備忘録として、DSRによるLVSとkeepalivedの設定を段階的に書く。
前提は以下とする。
- LVSの転送方式はDSR
- ネットワークは単一セグメントで超簡単なもの
- OSはCentOS6.5
今回はMySQLスレーブの死活監視+管理について。システム構成はLVS+keepalivedの設定 3を参照。
TCPポートの監視:TCP_CHECK
もっとも簡単な方法。LVS+keepalivedの設定 2で使った。
keepalived.confの一部を示す。
… 略 … real_server 192.168.1.201 3306 { weight 1 inhibit_on_failure # サーバ監視: TCPポートにアクセスするだけの超簡易的方法 TCP_CHECK { connect_port 3306 connect_timeout 30 nb_get_retry 3 delay_before_retry 3 } } real_server 192.168.1.202 3306 { weight 1 inhibit_on_failure # サーバ監視: TCPポートにアクセスするだけの超簡易的方法 TCP_CHECK { connect_port 3306 connect_timeout 30 nb_get_retry 3 delay_before_retry 3 } }
この方法の根本的な欠点は、障害検出が間接的ということである。
「ポートにアクセスできない=サービス停止」とは限らない訳で、サーバは稼働しているが一時的に通信ができなくて障害と判断されてしまう可能性がある。しかしもっとマズいのは、すでに過負荷でサービスは停止していたり、max_connection超えで接続できないにも関らず、3306ポートが生きていれば、LVSはサーバの障害発生を検出できないことである。

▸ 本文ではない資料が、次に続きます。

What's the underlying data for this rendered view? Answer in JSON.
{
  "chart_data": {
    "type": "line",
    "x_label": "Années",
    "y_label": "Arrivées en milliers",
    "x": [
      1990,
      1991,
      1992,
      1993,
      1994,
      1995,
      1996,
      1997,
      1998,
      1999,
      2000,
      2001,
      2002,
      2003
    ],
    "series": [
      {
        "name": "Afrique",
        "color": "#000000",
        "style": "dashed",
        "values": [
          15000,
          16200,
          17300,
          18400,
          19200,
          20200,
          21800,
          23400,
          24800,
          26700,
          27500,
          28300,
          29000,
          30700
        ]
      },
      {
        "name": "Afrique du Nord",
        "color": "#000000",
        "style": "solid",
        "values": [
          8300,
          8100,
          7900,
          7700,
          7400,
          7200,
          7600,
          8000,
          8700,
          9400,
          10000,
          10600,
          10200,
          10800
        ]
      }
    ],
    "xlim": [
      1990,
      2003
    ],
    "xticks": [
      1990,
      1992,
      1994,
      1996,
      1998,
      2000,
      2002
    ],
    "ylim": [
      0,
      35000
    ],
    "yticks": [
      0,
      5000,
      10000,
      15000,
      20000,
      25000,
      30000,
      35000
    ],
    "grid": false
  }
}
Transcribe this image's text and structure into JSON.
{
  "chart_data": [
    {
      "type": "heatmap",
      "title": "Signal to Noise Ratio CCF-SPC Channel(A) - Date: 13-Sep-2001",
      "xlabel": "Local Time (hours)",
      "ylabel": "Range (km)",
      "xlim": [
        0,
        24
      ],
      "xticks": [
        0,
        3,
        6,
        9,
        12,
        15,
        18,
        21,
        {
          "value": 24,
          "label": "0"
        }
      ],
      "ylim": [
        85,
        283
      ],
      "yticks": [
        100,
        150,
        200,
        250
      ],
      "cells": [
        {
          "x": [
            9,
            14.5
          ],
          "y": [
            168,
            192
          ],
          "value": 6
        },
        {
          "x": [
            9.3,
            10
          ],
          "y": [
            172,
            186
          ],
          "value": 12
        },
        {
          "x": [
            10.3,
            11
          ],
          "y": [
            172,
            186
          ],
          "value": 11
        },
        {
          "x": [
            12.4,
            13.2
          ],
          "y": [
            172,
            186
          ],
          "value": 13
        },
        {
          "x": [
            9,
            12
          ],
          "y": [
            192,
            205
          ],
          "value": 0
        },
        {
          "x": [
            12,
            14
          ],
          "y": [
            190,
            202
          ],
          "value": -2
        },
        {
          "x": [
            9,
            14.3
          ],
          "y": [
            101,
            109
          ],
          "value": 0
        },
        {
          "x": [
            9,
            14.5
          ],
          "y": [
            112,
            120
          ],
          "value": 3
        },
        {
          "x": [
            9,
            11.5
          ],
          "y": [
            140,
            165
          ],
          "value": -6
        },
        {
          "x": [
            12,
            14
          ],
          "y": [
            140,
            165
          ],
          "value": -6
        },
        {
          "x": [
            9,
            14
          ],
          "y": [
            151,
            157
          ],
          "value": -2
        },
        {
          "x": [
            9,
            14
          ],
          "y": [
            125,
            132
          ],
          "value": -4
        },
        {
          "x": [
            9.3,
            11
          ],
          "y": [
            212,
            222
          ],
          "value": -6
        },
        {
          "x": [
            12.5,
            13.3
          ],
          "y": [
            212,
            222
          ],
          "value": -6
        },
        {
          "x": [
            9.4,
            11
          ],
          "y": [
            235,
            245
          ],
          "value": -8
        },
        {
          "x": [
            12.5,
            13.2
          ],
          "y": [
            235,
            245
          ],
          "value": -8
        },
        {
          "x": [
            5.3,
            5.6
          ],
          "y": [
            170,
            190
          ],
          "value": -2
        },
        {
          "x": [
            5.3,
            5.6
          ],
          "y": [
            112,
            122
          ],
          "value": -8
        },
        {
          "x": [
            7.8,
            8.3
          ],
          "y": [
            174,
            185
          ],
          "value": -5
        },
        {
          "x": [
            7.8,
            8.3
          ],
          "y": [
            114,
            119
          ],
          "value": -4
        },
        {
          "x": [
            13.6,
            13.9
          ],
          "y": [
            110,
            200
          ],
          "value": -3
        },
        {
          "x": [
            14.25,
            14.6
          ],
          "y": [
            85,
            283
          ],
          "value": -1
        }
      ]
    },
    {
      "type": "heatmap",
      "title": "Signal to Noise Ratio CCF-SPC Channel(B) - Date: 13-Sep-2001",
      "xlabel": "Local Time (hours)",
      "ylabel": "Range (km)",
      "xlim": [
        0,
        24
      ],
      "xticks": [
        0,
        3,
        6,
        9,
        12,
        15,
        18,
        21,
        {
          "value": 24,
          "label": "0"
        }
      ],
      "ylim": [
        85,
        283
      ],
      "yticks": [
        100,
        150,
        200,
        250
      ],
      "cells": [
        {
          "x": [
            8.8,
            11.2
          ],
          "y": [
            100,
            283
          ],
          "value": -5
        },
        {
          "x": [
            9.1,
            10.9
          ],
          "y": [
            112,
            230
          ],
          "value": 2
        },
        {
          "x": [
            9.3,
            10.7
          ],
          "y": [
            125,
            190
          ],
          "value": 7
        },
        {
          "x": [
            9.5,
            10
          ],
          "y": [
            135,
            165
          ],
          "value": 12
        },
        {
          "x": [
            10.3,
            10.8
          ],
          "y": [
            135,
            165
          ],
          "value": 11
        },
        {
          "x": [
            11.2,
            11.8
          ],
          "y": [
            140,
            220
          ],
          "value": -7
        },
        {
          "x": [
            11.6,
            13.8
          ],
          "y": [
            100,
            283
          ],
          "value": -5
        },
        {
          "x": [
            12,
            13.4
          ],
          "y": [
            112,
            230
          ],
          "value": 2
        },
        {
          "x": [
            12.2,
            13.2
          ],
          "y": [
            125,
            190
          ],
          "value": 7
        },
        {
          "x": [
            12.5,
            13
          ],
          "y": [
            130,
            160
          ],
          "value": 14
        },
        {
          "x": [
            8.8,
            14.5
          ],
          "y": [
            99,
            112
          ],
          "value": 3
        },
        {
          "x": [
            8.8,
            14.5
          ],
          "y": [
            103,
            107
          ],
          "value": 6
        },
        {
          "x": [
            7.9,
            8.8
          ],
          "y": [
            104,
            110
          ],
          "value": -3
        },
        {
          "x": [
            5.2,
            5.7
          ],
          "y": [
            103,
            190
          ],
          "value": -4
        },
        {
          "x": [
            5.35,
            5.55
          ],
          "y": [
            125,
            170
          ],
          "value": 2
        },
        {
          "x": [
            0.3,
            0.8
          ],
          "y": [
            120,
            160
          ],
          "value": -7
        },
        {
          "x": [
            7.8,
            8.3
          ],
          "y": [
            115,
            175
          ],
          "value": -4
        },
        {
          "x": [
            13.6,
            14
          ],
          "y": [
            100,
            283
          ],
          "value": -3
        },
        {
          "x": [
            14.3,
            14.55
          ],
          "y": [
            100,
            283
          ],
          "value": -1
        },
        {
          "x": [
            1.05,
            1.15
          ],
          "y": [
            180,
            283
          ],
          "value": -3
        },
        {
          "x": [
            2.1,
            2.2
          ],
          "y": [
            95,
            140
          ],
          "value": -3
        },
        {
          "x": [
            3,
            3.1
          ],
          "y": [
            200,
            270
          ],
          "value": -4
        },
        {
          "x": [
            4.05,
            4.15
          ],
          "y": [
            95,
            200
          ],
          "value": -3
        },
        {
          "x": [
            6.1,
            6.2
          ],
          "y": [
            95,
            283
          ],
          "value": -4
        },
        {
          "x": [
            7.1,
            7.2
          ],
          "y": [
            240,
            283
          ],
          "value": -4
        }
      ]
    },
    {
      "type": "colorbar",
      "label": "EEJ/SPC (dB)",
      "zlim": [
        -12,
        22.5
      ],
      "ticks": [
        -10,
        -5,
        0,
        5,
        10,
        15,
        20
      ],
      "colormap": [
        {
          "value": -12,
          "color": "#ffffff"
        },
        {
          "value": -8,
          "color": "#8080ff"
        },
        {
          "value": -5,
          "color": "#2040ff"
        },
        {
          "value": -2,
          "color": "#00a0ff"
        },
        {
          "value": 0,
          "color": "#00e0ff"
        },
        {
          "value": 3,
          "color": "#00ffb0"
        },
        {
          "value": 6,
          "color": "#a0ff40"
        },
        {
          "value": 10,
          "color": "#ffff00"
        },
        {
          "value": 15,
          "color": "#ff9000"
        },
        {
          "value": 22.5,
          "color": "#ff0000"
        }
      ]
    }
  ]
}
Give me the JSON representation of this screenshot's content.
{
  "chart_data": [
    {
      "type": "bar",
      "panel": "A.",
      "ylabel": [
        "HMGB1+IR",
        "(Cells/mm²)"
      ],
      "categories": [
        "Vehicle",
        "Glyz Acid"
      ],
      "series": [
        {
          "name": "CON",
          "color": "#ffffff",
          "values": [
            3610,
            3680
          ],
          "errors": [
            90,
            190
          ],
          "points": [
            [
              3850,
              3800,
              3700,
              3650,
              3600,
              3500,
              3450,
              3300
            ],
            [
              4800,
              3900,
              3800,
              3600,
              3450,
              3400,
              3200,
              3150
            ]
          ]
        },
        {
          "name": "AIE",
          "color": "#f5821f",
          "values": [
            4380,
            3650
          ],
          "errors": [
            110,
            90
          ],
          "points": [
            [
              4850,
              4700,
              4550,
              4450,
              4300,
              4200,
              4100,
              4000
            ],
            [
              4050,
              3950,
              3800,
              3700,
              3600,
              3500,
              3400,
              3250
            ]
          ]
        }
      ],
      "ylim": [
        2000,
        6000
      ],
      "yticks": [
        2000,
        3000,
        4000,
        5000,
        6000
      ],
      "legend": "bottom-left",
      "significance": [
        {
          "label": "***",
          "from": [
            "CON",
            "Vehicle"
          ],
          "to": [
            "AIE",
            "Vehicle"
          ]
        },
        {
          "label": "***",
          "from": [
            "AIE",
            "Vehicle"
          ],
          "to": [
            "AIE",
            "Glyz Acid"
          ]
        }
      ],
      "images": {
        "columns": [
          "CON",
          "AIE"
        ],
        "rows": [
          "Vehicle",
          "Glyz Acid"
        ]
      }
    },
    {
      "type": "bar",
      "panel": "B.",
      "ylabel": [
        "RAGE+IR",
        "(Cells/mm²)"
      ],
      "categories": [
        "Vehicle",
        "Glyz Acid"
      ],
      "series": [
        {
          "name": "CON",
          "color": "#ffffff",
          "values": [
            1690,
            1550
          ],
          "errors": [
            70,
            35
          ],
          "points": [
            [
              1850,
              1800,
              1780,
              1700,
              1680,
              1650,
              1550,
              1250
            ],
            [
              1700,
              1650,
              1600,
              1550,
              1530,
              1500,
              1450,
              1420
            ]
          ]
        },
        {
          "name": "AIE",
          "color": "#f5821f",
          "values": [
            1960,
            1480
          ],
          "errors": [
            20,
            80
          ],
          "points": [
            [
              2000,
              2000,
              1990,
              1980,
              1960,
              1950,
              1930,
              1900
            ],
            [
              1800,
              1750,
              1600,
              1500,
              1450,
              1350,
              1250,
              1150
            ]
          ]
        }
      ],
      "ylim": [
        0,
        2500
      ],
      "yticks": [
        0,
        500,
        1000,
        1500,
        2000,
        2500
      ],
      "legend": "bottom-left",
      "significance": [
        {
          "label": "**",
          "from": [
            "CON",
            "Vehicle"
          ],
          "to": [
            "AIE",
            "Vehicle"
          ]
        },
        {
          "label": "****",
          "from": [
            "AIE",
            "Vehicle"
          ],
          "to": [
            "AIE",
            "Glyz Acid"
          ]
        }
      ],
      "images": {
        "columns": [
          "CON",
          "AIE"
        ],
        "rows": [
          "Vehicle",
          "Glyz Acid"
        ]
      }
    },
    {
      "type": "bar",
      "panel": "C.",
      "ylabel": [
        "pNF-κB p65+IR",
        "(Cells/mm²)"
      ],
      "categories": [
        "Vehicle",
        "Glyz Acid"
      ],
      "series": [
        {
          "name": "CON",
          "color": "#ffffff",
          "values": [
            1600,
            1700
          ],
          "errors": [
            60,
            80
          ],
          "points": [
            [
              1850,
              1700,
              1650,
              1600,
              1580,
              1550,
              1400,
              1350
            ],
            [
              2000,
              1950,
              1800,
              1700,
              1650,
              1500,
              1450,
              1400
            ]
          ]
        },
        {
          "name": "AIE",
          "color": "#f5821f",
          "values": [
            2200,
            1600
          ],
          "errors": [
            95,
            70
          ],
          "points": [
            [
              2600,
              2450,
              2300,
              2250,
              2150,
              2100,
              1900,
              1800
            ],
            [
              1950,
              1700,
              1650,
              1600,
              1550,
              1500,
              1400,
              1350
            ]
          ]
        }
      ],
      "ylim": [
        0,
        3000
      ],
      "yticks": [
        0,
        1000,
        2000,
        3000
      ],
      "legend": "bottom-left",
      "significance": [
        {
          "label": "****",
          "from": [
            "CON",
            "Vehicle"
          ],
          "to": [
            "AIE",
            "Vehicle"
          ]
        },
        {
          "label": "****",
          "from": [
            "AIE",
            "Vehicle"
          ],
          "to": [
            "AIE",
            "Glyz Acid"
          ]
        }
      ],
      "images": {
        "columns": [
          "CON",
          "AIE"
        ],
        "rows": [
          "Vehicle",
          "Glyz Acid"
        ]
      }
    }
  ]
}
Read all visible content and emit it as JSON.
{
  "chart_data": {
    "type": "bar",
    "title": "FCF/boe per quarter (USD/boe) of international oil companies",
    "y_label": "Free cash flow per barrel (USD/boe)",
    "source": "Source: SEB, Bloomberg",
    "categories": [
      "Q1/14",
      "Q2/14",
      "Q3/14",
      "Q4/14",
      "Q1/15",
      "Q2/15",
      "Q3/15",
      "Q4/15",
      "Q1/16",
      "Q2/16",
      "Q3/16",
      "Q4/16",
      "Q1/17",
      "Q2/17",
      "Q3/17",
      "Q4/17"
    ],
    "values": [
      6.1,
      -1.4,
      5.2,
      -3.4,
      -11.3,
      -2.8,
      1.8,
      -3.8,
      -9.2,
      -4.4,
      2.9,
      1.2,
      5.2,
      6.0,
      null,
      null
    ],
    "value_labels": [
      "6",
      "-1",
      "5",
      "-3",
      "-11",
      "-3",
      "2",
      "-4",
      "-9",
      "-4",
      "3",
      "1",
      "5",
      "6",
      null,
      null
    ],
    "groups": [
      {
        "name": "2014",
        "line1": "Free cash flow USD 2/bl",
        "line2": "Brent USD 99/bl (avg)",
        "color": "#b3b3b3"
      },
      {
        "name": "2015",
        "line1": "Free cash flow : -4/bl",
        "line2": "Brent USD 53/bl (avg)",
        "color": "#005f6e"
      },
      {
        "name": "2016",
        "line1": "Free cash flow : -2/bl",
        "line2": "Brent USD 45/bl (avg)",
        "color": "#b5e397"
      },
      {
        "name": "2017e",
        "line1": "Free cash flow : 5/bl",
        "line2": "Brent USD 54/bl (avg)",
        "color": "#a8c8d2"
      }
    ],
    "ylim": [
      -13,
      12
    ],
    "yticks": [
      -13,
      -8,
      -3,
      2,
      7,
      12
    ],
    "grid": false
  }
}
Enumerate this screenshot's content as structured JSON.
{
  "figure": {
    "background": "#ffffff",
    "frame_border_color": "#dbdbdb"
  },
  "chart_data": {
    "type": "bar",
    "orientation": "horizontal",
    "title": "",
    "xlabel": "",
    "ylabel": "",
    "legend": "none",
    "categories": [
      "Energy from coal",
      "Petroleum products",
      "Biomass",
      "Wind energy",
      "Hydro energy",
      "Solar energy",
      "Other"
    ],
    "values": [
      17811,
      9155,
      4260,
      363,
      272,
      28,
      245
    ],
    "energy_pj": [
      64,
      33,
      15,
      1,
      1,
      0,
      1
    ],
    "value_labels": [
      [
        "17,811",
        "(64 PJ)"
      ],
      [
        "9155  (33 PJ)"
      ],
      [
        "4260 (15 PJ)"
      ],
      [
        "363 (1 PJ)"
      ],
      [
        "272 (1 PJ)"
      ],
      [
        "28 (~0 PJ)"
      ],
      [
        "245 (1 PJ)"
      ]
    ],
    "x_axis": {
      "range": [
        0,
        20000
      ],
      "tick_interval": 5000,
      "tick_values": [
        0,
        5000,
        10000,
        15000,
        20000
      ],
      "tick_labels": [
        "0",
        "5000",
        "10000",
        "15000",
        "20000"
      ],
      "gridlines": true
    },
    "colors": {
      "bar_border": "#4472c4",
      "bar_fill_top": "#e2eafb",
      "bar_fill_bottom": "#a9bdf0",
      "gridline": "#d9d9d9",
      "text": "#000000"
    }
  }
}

クライアントはアクセスできない状態なのに、それを認識できないのはバランサとして存在価値がないに等しい。
自前のプログラムで監視:MISC_CHECK
TCP_CHECKはあまりに低機能なので、MISC_CHECKを利用するためのチェックプログラムを自前で実装してみる。
最初にMISC_CHECKを使うためのkeepalived.confの一部を示す。
… 略 … real_server 192.168.1.201 3306 { weight 1 inhibit_on_failure # サーバ監視: MISC_CHECK { # 自前のチェックスクリプト。 Usage: mysql-check.sh host timeout misc_path "/usr/local/bin/mysql-check.sh 192.168.1.201 10" # チェックスクリプトのタイムアウト misc_timeout 15 } } real_server 192.168.1.202 3306 { weight 1 inhibit_on_failure # サーバ監視: MISC_CHECK { misc_path "/usr/local/bin/mysql-check.sh 192.168.1.202 10" misc_timeout 15 } }
パラメータについて*1:
ここでタイムアウトは大事。delay_loopで指定した周期でmisc_pathのプログラムが実行される。もしもそのプログラムの実行がdelay_loopよりもかかると、チェックプロセスがどんどん立ち上がってしまう。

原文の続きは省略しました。